La fille c’est Hawa, jeune sans-papiers qui décide, lors du démantèlement du camp de réfugiés de Calais, de ne pas monter dans un des autocars proposés pour une destination aléatoire. Rêvant d’Angleterre et se méfiant de cette solution proposée, elle choisit de rester avec six autres jeunes, qui sont, comme elle, dans le dénuement total, avec la peur au creux du ventre et l’espoir d’un jour meilleur. Parce que malgré les violences, le froid, la faim que tous ont endurés, cela semble impossible qu’il n’y ait pas quelque part, forcément, une trêve.

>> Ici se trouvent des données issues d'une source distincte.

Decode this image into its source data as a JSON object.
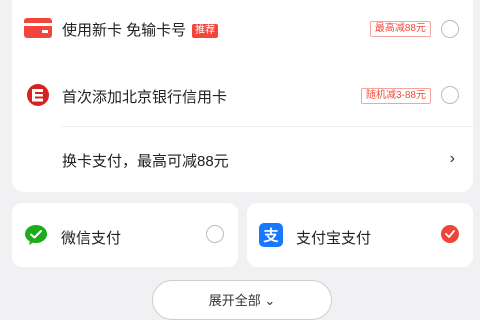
{
  "cards": [
    {
      "label": "使用新卡 免输卡号",
      "tag": "推荐",
      "promo": "最高减88元",
      "icon": "red-card-icon"
    },
    {
      "label": "首次添加北京银行信用卡",
      "promo": "随机减3-88元",
      "icon": "bank-of-beijing-logo"
    }
  ],
  "switch_card": {
    "label": "换卡支付，最高可减88元",
    "chevron": "›"
  },
  "payments": [
    {
      "label": "微信支付",
      "icon": "wechat-pay-icon",
      "selected": false
    },
    {
      "label": "支付宝支付",
      "icon": "alipay-icon",
      "selected": true
    }
  ],
  "expand_all": {
    "label": "展开全部 ⌄"
  },
  "colors": {
    "accent": "#f0453b",
    "wechat": "#1aad19",
    "alipay": "#1677ff",
    "background": "#f1f1f4"
  }
}
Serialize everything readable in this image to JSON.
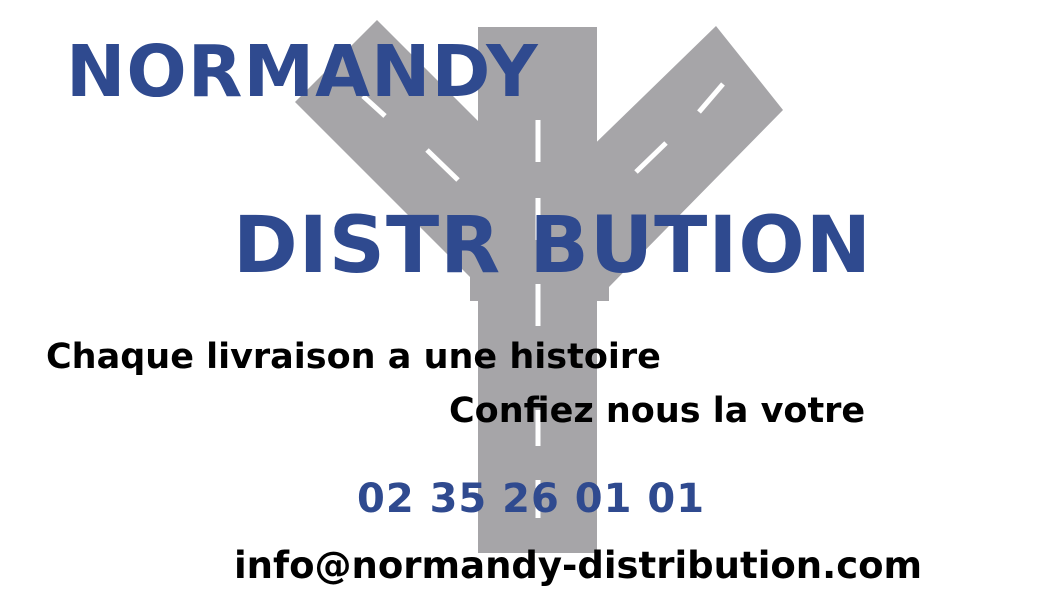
{
  "card": {
    "brand_line_1": "NORMANDY",
    "brand_line_2": "DISTR BUTION",
    "tagline_1": "Chaque livraison a une histoire",
    "tagline_2": "Confiez nous la votre",
    "phone": "02 35 26 01 01",
    "email": "info@normandy-distribution.com"
  },
  "logo": {
    "icon": "y-shaped-road-icon"
  },
  "colors": {
    "brand_blue": "#2f4a8f",
    "road_gray": "#a6a5a8",
    "lane_marking": "#ffffff",
    "text_black": "#000000",
    "background": "#ffffff"
  }
}
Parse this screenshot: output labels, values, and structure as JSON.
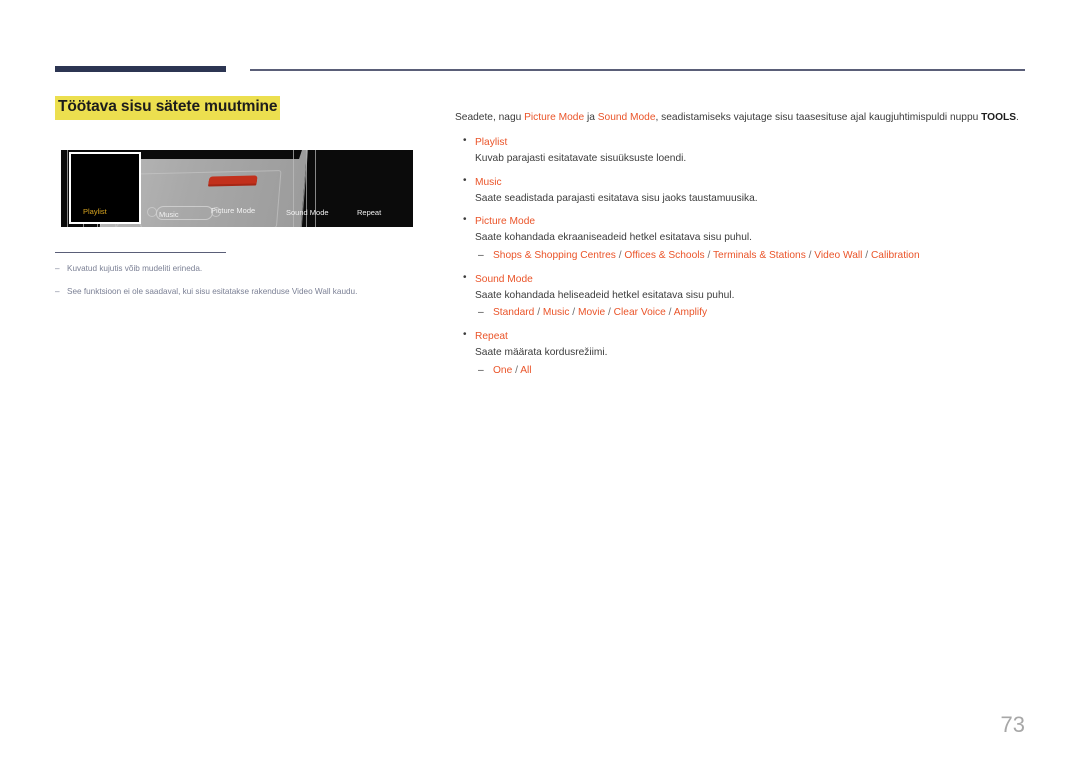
{
  "page": {
    "number": "73"
  },
  "section": {
    "title": "Töötava sisu sätete muutmine"
  },
  "figure": {
    "labels": [
      {
        "name": "Playlist",
        "highlighted": true
      },
      {
        "name": "Music",
        "highlighted": false
      },
      {
        "name": "Picture Mode",
        "highlighted": false
      },
      {
        "name": "Sound Mode",
        "highlighted": false
      },
      {
        "name": "Repeat",
        "highlighted": false
      }
    ],
    "highlight_color": "#d9a520",
    "background_color": "#0b0b0b"
  },
  "notes": [
    "Kuvatud kujutis võib mudeliti erineda.",
    "See funktsioon ei ole saadaval, kui sisu esitatakse rakenduse Video Wall kaudu."
  ],
  "intro": {
    "part1": "Seadete, nagu ",
    "accent1": "Picture Mode",
    "part2": " ja ",
    "accent2": "Sound Mode",
    "part3": ", seadistamiseks vajutage sisu taasesituse ajal kaugjuhtimispuldi nuppu ",
    "bold1": "TOOLS",
    "part4": "."
  },
  "bullets": [
    {
      "title": "Playlist",
      "desc": "Kuvab parajasti esitatavate sisuüksuste loendi.",
      "options": []
    },
    {
      "title": "Music",
      "desc": "Saate seadistada parajasti esitatava sisu jaoks taustamuusika.",
      "options": []
    },
    {
      "title": "Picture Mode",
      "desc": "Saate kohandada ekraaniseadeid hetkel esitatava sisu puhul.",
      "options": [
        "Shops & Shopping Centres",
        "Offices & Schools",
        "Terminals & Stations",
        "Video Wall",
        "Calibration"
      ]
    },
    {
      "title": "Sound Mode",
      "desc": "Saate kohandada heliseadeid hetkel esitatava sisu puhul.",
      "options": [
        "Standard",
        "Music",
        "Movie",
        "Clear Voice",
        "Amplify"
      ]
    },
    {
      "title": "Repeat",
      "desc": "Saate määrata kordusrežiimi.",
      "options": [
        "One",
        "All"
      ]
    }
  ],
  "colors": {
    "accent": "#ea5429",
    "highlight": "#ecdf4f",
    "rule": "#2c3552",
    "note_text": "#7b8095",
    "page_number": "#a7a7a7"
  }
}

« Cela ressemblait moins que jamais à une jungle, ou alors une jungle froide, de bois et de boue, avec des animaux crottés, et des monstres de métal au loin, sous le crachin. Pas le genre qui fait rêver, avec les perroquets et les feuilles vertes et grasses, où on transpire dans une odeur d’humus. Une jungle du pauvre. Ici, il n’y a pas un arbre, pas une feuille, pas de chaleur. Et aujourd’hui, c’était silencieux. Cette jungle qui avait été un chaos où des milliers de personnes vivaient, mangeaient, parlaient, se battaient, était devenue un désert, où ils étaient seuls, tous les six.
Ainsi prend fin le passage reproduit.